But you do have to hand over hand lock as you iterate down the list. So you go from holding one lock, to holding two, to holding one, etc. just as before. Your comment points out one more improvement that in the insert code on slide 8. Instead of locking NEXT, you can check to see if NEXT.value is greater than the value to insert without actually locking NEXT. This seems correct. Someone can verify.

rokhinip

I see. So I can't just do the whole thing with at most 1 lock since I'll need to release said lock at some point, thereby holding no locks at all, and some other thread can come in and change the state.

More specifically, the following could happen with just 1 lock if I'm trying to insert 7 into the above list:

Let curr = ptr to 3

  1. t1 grabs curr->lock.
  2. Checks to see if 5 = curr->next->value > value_to_insert = 7 without acquiring curr->next's lock.
  3. Fails the check so it sets prev = curr and curr = curr->next (so curr now is a pointer to 5)
  4. t1 releases prev->lock (so 3 is now unlocked)

Before t1 can grab curr->lock, the following happens:

  1. t2 grabs prev->lock and curr->lock (So t2 has lock to 3 and 5)
  2. t2 can now delete node 5
  3. t2 releases locks to prev and curr (3 and 5)

t1 resumes and tries to grab lock for curr (Node with 5) but it has been deleted. We segfault.

spilledmilk

With @rokhinip's suggestion, the amount of time that insert holds on to two locks as opposed to one would be greatly reduced. For most of the body of the while loop, only 1 lock would be required. However, at the end, hand-over-hand locking would still be required to ensure that it always has at least 1 lock. I believe it would represent a significant improvement over the current code though.

The improved version of the function would look like:

void insert(List* list, int value) {

    Node* n = new Node;
    n-> value = value;

    Node* prev, *cur;

    lock(list->lock);
    prev = list->heard;
    cur = list->head->next;

    lock(prev->lock);
    unlock(list->lock);

    while (cur) {
        if (cur->value > value)
            break;

        Node* old_prev = prev;
        prev = cur;
        cur = cur->next;
        lock(prev->lock);
        unlock(old_prev->lock);
    }

    prev->next = n;
    n->next = cur;

    unlock(prev->lock);
}
shabnam

@rokhinip The final problem you describe with using just 1 lock is absolutely correct.

rokhinip

There shouldn't be a need for T1 to hold onto all 3 locks here right? It should be able to let go of the lock for 3 and then grab 10. This is cause we have the lock for 5 and so we know that 10 could not be deleted by any other thread.

kayvonf

To delete 10 you need locks for 5 (prevNode) and 10 (curNode).

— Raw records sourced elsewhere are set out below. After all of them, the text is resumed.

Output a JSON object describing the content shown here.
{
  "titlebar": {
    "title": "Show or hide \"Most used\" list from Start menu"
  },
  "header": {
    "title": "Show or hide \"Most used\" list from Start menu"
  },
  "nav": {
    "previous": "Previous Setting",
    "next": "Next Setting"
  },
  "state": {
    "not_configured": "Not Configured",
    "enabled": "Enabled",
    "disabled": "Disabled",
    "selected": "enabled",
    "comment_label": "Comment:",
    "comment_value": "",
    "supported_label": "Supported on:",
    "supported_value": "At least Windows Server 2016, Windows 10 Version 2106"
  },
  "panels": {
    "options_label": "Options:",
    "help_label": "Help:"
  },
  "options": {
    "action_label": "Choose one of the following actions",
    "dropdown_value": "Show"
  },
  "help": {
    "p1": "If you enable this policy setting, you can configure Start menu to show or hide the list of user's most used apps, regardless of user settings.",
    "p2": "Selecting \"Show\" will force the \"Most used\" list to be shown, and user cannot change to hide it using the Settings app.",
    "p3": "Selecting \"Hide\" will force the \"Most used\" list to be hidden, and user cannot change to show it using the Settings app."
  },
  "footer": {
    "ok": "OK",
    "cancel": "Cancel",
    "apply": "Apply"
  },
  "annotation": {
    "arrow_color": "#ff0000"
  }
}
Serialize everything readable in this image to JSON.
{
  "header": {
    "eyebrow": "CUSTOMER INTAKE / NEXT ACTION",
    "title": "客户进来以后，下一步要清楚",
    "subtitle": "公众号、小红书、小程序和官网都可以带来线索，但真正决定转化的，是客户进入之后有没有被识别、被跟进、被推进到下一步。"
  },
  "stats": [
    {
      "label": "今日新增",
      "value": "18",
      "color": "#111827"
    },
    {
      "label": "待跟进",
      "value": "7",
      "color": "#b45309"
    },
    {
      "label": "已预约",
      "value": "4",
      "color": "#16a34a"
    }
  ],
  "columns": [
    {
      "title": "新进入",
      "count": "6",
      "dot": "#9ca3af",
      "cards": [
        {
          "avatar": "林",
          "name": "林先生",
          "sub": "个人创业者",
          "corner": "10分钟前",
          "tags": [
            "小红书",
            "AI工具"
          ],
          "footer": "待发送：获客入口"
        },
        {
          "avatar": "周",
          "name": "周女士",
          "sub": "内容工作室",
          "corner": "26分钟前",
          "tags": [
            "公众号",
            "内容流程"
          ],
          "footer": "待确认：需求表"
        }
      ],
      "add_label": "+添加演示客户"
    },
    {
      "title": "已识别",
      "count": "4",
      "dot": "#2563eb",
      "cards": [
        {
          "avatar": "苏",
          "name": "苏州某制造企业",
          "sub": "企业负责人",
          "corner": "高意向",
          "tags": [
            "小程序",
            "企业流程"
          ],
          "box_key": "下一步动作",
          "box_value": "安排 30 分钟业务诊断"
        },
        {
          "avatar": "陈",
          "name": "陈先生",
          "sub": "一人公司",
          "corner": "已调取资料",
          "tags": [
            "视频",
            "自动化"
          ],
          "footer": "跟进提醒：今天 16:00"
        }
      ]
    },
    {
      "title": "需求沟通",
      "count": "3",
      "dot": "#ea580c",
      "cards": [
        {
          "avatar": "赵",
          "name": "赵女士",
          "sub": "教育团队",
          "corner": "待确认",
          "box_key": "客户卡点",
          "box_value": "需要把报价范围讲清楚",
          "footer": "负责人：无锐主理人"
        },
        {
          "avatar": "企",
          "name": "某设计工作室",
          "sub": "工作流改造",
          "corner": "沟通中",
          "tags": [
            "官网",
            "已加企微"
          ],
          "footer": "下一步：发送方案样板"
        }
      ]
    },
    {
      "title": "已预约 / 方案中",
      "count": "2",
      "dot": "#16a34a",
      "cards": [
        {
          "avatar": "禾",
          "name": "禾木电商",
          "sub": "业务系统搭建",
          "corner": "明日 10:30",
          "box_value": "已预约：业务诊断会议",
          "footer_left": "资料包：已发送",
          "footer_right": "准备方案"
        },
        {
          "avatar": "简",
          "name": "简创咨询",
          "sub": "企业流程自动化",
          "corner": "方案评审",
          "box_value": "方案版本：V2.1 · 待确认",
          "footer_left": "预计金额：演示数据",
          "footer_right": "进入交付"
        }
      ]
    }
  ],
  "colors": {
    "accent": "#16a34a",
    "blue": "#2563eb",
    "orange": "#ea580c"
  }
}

If you have the lock for 10, you know:

  • No other thread can insert after 10, since inserting requires a previous pointer.
  • No other thread can be deleting 18, since deleting requires a previous pointer.
asinha

The key necessity of hand-over-hand locking is that you must have the locks for everything you are modifying. For a singly-linked list, this means having the lock for the node whose data you are modifying and the lock for the node before it whose pointer you are modifying. For a doubly-linked list the locks for the nodes before AND after whose pointers' you are modifying are both required.

ycp

To build on what @asinha said, the reason for this is that if you do not have a lock on something you might be editing, then another thread might come up and cause problems. For instance, when considering the doubly linked list, if you just have a lock on the curr and next nodes, then another thread can delete the prev node while you were trying to set prev->next = next. It is clear to see how this can cause problems. Therefore, when editing anything, you need a lock on anything that can be affected.

spilledmilk

While it is correct to have locks on all the nodes whose data you're modifying, it may not be necessary. As Kayvon describes in the previous slide, if you have a lock for a node, you know that no one will insert after it and no one will be able to delete it or the next node. Therefore, as it maybe even be possible to get away with inserting with 1 lock and deleting with 2 on both singly-linked and doubly-linked lists, as @rokhinip describes.

rokhinip

@spilledmilk: I was actually wrong in my hypothesis and we do need 2 locks for insertion.

squidrice

The previous linked-list code is deadlock free because threads only wait for locks in one direction. A later thread could never exceed a previous thread on the linked-list. Notice that the first thread never needs to wait for locks and it could end eventually. Then the second thread becomes the first one. By induction, all threads operating on the linked-list must end at sometime. Thus, the linked-list is deadlock-free.

ruoyul

It was mentioned in class that we can find a middle-ground by choosing to lock at a larger granularity. But I have a hard time imagining how this would apply on the linked list problem. How might we lock on a granularity in between the hand-over-hand and locking the entire list range?

wcrichto

@ruoyul you could have a lock for, say, every other node. Then locking any one node implicitly locks the node in front of it as well. So you might have to exclude four nodes to do a single delete, but overall you're taking less locks when traversing the list.

mchoquet

@wchricto's solution seems like a good one to me, but extra care would have to be taken to ensure that the lock granularity remains consistent in the face of insertions and removals from the list. This would be annoying, but doesn't seem impossible to me. Can anyone think of a scheme that reduces the number of locks, but is simpler to manage? The best thing I can think of is to have $k$ locks and assign each node a number from 1 to $k$ based on whatever lock is least-used at the time of its insertion. This has a downside over the earlier answer in that a lock's nodes are spread around the list, so operations nowhere near each other can still interfere.

elemental03

Can someone explain to me what fine-grained locking is exactly?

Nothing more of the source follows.